Da die Schiedsstelle davon ausgegangen ist, dass eine Vergütungsfestsetzung für die Zeit vor ihrer Anrufung ausscheidet, hat sie den ihr hinsichtlich des Zeitpunkts des Inkrafttretens insoweit zustehenden Gestaltungsspielraum nicht erkannt und folglich von ihm auch keinen Gebrauch gemacht. Hätte sie den Gestaltungsspielraum erkannt, hätte der von ihr festgesetzte Zeitpunkt einer Begründung bedurft, die die Schiedsstelle indessen von ihrer Rechtsauffassung her folgerichtig für entbehrlich gehalten hatte.

c) Ebenso rechtswidrig ist die Festsetzung des Endes des Vereinbarungszeitraums (am 30.09.2015).

Dies ergibt sich allerdings nicht daraus, dass der Kläger im Schiedsverfahren nur eine Vergütungsfestsetzung für die Zeit bis 31.12.2014 beantragt hatte.
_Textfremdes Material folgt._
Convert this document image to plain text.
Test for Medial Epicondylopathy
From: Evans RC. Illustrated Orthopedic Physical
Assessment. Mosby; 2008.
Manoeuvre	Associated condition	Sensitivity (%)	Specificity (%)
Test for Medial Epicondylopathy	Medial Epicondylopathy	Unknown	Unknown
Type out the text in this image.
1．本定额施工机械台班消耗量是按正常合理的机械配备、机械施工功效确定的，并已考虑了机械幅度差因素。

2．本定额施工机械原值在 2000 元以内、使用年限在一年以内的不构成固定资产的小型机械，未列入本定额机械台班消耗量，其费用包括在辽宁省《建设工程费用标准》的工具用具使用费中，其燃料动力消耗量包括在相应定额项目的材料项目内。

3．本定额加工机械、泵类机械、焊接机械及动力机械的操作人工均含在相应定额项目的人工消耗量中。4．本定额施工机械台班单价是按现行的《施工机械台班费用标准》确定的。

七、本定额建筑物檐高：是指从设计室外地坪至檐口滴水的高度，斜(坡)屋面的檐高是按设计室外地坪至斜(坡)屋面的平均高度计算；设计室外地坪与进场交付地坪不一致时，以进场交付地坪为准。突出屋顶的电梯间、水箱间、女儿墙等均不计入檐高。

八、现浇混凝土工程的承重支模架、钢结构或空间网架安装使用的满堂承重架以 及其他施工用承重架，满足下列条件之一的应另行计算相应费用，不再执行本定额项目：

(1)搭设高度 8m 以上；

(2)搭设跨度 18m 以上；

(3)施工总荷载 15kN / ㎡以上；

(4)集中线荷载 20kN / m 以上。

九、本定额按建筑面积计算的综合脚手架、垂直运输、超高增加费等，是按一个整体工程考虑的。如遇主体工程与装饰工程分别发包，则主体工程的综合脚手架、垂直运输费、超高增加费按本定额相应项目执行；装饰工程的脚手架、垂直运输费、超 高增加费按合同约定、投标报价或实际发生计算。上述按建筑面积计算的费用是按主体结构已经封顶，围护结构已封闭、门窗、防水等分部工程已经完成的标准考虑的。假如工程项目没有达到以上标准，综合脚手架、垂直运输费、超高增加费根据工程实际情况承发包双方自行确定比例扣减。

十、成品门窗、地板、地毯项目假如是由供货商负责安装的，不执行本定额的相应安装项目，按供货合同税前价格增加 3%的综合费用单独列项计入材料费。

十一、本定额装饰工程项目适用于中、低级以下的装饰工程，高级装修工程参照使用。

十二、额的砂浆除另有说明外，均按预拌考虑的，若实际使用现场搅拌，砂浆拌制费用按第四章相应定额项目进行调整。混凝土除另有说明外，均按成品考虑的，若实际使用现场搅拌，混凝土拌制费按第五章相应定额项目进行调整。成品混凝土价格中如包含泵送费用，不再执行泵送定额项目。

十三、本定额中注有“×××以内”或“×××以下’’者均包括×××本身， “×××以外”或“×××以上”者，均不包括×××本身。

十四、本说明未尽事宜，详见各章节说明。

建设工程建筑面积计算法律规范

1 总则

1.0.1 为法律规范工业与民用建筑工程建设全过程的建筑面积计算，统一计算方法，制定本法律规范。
Zwar bestimmen allein die Vertragsparteien durch ihre Anträge den Gegenstand des Schiedsstellenverfahrens wie auch die Reichweite der Schiedsstellenentscheidung (BSG, Urteil vom 23.07.2014 - B 8 SO 2/13 R - juris RdNr. 9). Da aber beide Seiten die Schiedsstelle anrufen können, kann nicht allein die Vertragspartei Gegenstand und Reichweite des Schiedsverfahrens bestimmen, die zuerst die Schiedsstelle angerufen hat. Vielmehr muss sich der Schiedsspruch im Rahmen der von beiden Parteien gestellten Anträge bewegen (Armbrost in: Schnapp, Handbuch des sozialrechtlichen Schiedsverfahrens, RdNr. 546; Münder in: LPK-SGB XII, 9. Aufl., § 77 SGB XII RdNr. 10). Der Schiedsstelle war es daher hier nicht verwehrt, über den vom Beklagten in der mündlichen Verhandlung vor ihr eingebrachten weiteren Zeitraum (01.01.2015 bis 30.09.2015) zu befinden.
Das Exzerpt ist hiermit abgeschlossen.